The FTX bankruptcy saga has taken an alarming turn as daily legal expenses surge to a staggering $1.5 million, with creditors now sounding the alarm.
Lawyers and other bankruptcy professionals are racking up these costs while dissecting the remains of the major crypto exchange, CoinDesk reported this week, noting that creditors are now voicing concerns over the rapid depletion of funds during the bankruptcy proceedings.
As seen at a bankruptcy hearing on Wednesday, the escalating financial burden has now ignited debates among stakeholders.
The creditors' committee is expressing frustration at the present pace of expenditure, highlighting that the mounting bills are impacting the potential returns for those owed money.

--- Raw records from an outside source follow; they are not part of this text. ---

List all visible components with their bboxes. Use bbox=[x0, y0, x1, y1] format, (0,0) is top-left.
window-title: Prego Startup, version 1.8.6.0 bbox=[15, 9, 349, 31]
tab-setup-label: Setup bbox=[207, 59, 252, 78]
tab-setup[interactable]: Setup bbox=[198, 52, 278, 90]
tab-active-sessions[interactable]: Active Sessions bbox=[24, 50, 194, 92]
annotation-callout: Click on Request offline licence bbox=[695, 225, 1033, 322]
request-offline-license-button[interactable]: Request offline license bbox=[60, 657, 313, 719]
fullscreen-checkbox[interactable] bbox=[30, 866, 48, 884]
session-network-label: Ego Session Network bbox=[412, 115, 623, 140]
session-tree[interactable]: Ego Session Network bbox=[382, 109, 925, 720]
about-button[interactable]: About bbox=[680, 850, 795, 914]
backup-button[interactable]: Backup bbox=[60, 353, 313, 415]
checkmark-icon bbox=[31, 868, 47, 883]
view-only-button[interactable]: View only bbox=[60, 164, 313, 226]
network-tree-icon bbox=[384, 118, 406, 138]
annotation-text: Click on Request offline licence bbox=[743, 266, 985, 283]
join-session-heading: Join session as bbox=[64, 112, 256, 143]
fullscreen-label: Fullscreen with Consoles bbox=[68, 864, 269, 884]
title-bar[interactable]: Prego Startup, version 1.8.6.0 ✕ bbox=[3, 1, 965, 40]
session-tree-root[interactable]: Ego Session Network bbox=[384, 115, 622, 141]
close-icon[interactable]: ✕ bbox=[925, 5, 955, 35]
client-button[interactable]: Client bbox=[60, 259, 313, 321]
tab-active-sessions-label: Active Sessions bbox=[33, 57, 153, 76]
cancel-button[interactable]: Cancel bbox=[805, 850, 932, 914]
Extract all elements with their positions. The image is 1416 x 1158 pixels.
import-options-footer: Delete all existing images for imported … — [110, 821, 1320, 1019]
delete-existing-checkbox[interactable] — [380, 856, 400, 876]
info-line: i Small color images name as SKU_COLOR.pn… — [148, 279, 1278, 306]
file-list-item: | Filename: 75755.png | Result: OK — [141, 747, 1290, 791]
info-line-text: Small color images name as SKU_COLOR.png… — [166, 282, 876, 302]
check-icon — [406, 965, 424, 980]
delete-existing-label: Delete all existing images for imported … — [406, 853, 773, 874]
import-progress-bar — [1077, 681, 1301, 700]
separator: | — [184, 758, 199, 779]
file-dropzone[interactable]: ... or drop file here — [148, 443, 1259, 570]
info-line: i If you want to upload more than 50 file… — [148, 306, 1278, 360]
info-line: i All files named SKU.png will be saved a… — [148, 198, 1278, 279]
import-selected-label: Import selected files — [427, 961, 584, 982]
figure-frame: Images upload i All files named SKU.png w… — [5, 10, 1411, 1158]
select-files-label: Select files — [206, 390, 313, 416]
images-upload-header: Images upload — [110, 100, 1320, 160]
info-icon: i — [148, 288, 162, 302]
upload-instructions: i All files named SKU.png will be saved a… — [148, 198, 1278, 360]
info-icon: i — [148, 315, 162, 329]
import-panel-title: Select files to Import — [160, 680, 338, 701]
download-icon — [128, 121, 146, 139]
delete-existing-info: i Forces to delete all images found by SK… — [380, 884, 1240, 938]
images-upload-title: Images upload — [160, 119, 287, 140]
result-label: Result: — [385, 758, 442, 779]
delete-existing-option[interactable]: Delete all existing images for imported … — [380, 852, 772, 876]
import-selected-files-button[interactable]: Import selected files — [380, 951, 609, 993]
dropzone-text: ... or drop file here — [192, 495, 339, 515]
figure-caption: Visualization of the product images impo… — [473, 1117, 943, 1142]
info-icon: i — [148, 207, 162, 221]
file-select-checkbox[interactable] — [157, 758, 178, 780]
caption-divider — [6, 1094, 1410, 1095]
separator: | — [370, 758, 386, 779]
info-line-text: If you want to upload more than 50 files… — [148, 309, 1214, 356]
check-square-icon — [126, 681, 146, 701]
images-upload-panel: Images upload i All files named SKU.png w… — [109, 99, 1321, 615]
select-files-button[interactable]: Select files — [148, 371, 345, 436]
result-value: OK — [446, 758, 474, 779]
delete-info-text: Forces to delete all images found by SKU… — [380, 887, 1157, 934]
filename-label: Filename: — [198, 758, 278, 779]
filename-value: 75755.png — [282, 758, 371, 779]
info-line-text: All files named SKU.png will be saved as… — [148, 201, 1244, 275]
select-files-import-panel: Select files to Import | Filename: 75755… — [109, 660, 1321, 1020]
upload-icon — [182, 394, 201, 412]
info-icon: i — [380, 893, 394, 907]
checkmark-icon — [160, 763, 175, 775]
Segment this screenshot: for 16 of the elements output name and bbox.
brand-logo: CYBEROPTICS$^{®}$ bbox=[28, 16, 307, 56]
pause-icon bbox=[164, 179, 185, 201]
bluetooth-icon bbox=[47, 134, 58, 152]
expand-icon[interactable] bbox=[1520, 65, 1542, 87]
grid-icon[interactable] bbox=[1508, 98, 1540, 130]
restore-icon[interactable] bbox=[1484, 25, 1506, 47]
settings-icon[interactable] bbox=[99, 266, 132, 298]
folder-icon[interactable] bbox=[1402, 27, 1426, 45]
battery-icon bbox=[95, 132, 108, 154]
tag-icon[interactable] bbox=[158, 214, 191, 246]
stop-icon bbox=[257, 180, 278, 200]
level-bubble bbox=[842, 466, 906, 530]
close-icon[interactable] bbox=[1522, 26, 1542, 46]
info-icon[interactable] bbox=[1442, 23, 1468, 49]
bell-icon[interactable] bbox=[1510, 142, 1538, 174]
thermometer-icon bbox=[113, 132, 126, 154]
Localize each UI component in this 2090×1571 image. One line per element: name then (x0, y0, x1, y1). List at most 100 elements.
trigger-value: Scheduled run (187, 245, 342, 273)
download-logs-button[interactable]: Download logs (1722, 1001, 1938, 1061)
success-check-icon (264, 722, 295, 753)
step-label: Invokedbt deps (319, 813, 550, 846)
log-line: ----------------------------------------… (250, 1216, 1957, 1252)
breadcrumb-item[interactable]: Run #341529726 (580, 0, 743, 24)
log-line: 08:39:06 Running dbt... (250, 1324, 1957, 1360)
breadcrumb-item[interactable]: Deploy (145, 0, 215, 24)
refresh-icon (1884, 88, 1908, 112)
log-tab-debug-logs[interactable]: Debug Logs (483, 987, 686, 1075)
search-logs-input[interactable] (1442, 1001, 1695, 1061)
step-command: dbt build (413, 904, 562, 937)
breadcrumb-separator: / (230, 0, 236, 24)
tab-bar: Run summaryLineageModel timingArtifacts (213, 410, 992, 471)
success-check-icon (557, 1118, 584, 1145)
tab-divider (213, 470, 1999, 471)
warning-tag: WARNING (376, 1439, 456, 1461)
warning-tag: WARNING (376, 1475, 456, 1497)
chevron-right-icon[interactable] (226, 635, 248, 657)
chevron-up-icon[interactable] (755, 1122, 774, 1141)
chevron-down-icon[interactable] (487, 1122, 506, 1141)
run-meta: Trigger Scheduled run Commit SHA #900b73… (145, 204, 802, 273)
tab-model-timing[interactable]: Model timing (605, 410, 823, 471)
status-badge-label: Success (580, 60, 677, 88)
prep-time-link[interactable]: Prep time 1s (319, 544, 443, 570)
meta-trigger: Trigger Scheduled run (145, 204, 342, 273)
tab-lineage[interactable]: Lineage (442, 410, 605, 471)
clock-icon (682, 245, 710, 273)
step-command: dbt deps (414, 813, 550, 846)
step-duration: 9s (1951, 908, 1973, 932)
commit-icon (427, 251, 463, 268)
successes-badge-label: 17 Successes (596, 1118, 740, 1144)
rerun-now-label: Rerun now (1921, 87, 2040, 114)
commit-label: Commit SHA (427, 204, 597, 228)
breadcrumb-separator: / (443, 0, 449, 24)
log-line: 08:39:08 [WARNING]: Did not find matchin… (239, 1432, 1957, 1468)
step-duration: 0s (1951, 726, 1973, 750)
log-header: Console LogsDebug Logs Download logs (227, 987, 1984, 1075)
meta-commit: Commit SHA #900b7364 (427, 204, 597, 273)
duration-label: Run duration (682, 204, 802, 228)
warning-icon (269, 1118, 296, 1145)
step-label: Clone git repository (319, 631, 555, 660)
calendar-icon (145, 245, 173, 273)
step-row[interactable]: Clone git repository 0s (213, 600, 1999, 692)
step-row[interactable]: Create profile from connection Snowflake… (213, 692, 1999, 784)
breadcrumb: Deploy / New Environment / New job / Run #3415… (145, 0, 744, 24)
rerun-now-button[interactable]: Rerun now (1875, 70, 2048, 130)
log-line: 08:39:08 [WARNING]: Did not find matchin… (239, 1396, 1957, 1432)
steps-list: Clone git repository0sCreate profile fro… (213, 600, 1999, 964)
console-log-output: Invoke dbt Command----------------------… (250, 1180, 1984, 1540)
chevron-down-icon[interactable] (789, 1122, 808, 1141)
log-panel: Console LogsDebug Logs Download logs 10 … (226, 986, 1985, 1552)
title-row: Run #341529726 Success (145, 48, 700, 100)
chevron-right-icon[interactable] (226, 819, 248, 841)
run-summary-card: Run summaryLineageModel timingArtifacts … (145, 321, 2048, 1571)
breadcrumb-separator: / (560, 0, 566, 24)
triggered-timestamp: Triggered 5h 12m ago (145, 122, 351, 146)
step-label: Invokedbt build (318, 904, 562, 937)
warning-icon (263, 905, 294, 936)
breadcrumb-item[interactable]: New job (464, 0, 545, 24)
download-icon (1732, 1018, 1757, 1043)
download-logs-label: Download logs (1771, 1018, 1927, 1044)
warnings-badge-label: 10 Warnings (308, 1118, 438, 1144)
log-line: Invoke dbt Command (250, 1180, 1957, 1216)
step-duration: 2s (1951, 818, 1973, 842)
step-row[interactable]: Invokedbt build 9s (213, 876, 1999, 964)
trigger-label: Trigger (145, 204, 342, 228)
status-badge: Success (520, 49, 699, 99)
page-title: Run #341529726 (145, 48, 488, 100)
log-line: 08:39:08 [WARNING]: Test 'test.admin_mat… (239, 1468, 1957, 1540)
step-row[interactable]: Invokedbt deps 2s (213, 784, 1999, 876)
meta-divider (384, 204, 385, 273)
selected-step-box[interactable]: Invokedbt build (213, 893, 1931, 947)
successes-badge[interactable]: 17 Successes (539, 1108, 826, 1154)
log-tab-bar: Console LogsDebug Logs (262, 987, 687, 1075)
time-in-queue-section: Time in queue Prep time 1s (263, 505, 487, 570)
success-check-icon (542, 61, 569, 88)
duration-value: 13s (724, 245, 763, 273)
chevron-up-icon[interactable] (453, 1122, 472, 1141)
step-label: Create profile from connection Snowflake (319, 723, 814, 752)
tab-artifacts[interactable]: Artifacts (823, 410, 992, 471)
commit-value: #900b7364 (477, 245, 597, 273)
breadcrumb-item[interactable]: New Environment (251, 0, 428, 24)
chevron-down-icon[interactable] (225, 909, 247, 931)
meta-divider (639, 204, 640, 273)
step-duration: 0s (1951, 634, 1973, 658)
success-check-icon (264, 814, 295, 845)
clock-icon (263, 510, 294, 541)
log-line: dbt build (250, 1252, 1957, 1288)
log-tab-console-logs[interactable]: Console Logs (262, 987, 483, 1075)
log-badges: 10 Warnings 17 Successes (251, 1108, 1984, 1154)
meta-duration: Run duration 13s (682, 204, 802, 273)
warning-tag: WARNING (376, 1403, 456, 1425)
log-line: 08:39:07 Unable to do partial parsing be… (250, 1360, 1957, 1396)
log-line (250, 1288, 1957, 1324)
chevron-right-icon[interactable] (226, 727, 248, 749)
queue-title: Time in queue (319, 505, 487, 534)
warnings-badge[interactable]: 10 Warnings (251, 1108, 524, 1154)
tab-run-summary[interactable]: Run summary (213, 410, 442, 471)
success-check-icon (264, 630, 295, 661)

“They've now moved to a pace of almost $50 million a month in fees, with literally hundreds of lawyers, financial advisors and bankers working on them practically full time,” Kris Hansen, a lawyer from Paul Hastings was quoted by CoinDesk as saying.
The lawyer added that “every dollar spent in the case is essentially a dollar that creditors don't receive.”
While the amount of money spent on the bankruptcy is certainly high, the FTX bankruptcy case is without a doubt extremely complex.
Adding to the complexities is negotiations with other bankrupt crypto firms, including crypto lender Genesis and its parent company, Barry Silbert’s crypto conglomerate Digital Currency Group (DCG).
Additionally, the bankruptcy's intricacies are exacerbated by discrepancies in FTX's financial records.
This has been acknowledged by the company's CEO, John J. Ray III, who on multiple occasions have blamed FTX’s previous management for a lack of record-keeping and obfuscation of losses.